- Native name: 今泉健司
- Born: July 3, 1973 (age 52)
- Hometown: Fukuyama, Hiroshima

Career
- Achieved professional status: April 1, 2015 (aged 41)
- Badge Number: 299
- Rank: 5-dan
- Teacher: Hiroto Kiritani [ja] (7-dan)
- Meijin class: C2
- Ryūō class: 6

Websites
- JSA profile page
- Official website

= Kenji Imaizumi =

Japanese shogi player

Kenji Imaizumi (今泉 健司, Imaizumi Kenji) is a Japanese professional shogi player ranked 5-dan.
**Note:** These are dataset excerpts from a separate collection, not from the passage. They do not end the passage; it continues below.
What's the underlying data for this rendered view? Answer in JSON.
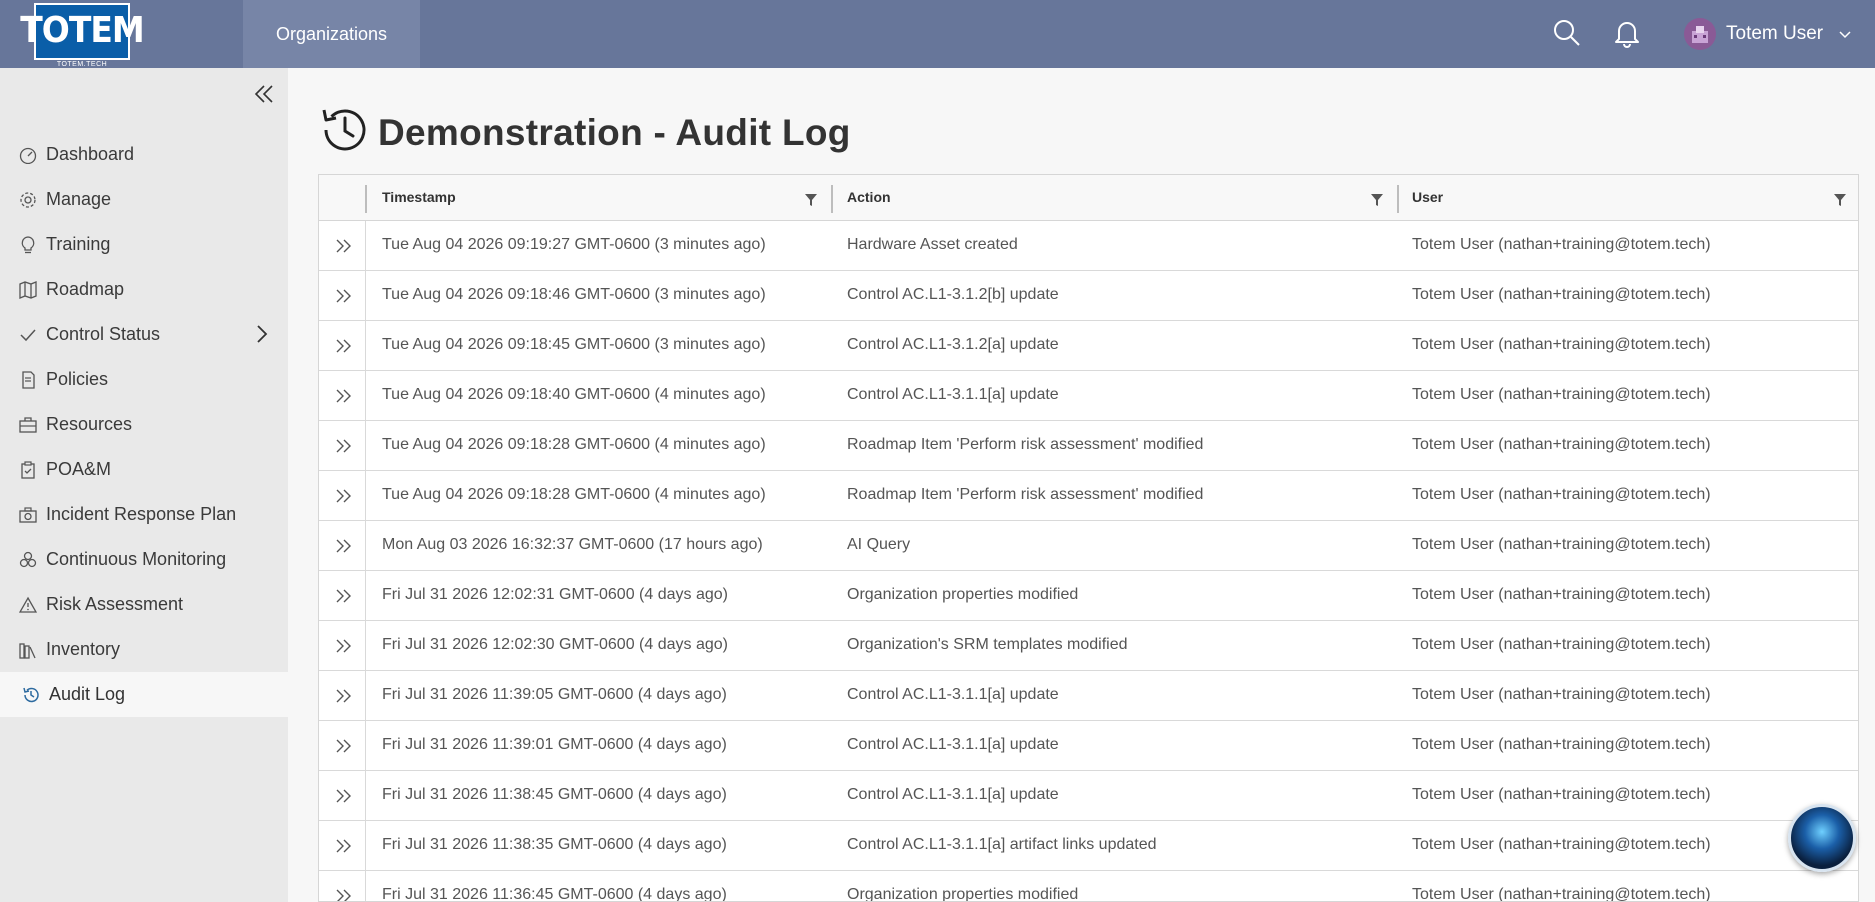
{
  "header": {
    "logo_text": "TOTEM",
    "logo_subtext": "TOTEM.TECH",
    "nav_tab": "Organizations",
    "user_name": "Totem User"
  },
  "sidebar": {
    "items": [
      {
        "label": "Dashboard",
        "icon": "dashboard-icon"
      },
      {
        "label": "Manage",
        "icon": "gear-icon"
      },
      {
        "label": "Training",
        "icon": "lightbulb-icon"
      },
      {
        "label": "Roadmap",
        "icon": "map-icon"
      },
      {
        "label": "Control Status",
        "icon": "check-icon"
      },
      {
        "label": "Policies",
        "icon": "document-icon"
      },
      {
        "label": "Resources",
        "icon": "briefcase-icon"
      },
      {
        "label": "POA&M",
        "icon": "clipboard-icon"
      },
      {
        "label": "Incident Response Plan",
        "icon": "camera-icon"
      },
      {
        "label": "Continuous Monitoring",
        "icon": "cycle-icon"
      },
      {
        "label": "Risk Assessment",
        "icon": "warning-icon"
      },
      {
        "label": "Inventory",
        "icon": "books-icon"
      },
      {
        "label": "Audit Log",
        "icon": "history-icon"
      }
    ]
  },
  "page": {
    "title": "Demonstration - Audit Log"
  },
  "table": {
    "columns": [
      "Timestamp",
      "Action",
      "User"
    ],
    "rows": [
      [
        "Tue Aug 04 2026 09:19:27 GMT-0600 (3 minutes ago)",
        "Hardware Asset created",
        "Totem User (nathan+training@totem.tech)"
      ],
      [
        "Tue Aug 04 2026 09:18:46 GMT-0600 (3 minutes ago)",
        "Control AC.L1-3.1.2[b] update",
        "Totem User (nathan+training@totem.tech)"
      ],
      [
        "Tue Aug 04 2026 09:18:45 GMT-0600 (3 minutes ago)",
        "Control AC.L1-3.1.2[a] update",
        "Totem User (nathan+training@totem.tech)"
      ],
      [
        "Tue Aug 04 2026 09:18:40 GMT-0600 (4 minutes ago)",
        "Control AC.L1-3.1.1[a] update",
        "Totem User (nathan+training@totem.tech)"
      ],
      [
        "Tue Aug 04 2026 09:18:28 GMT-0600 (4 minutes ago)",
        "Roadmap Item 'Perform risk assessment' modified",
        "Totem User (nathan+training@totem.tech)"
      ],
      [
        "Tue Aug 04 2026 09:18:28 GMT-0600 (4 minutes ago)",
        "Roadmap Item 'Perform risk assessment' modified",
        "Totem User (nathan+training@totem.tech)"
      ],
      [
        "Mon Aug 03 2026 16:32:37 GMT-0600 (17 hours ago)",
        "AI Query",
        "Totem User (nathan+training@totem.tech)"
      ],
      [
        "Fri Jul 31 2026 12:02:31 GMT-0600 (4 days ago)",
        "Organization properties modified",
        "Totem User (nathan+training@totem.tech)"
      ],
      [
        "Fri Jul 31 2026 12:02:30 GMT-0600 (4 days ago)",
        "Organization's SRM templates modified",
        "Totem User (nathan+training@totem.tech)"
      ],
      [
        "Fri Jul 31 2026 11:39:05 GMT-0600 (4 days ago)",
        "Control AC.L1-3.1.1[a] update",
        "Totem User (nathan+training@totem.tech)"
      ],
      [
        "Fri Jul 31 2026 11:39:01 GMT-0600 (4 days ago)",
        "Control AC.L1-3.1.1[a] update",
        "Totem User (nathan+training@totem.tech)"
      ],
      [
        "Fri Jul 31 2026 11:38:45 GMT-0600 (4 days ago)",
        "Control AC.L1-3.1.1[a] update",
        "Totem User (nathan+training@totem.tech)"
      ],
      [
        "Fri Jul 31 2026 11:38:35 GMT-0600 (4 days ago)",
        "Control AC.L1-3.1.1[a] artifact links updated",
        "Totem User (nathan+training@totem.tech)"
      ],
      [
        "Fri Jul 31 2026 11:36:45 GMT-0600 (4 days ago)",
        "Organization properties modified",
        "Totem User (nathan+training@totem.tech)"
      ]
    ]
  },
  "colors": {
    "header_bg": "#67769a",
    "nav_tab_bg": "#7785a7",
    "sidebar_bg": "#e9e9e9",
    "active_item_bg": "#f7f7f7",
    "logo_bg": "#0a5ea8"
  }
}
Imaizumi (a former 3-dan professional shogi apprentice) was the first amateur to become a professional player via the Professional Admission Test (プロ編入試験 puro henyū shiken) in 2014.

==Shogi professional==
===Promotion history===
The promotion history for Imaizumi is as follows:
- 4-dan: April 1, 2015
- 5-Dan: June 18, 2020

===Awards and honors===
Imaizumi received the Japan Shogi Association's Masuda Award for the 2007–2008 shogi season for his idea of playing "R-32" on move one as gote in the opening. He was the first apprentice professional to win the award.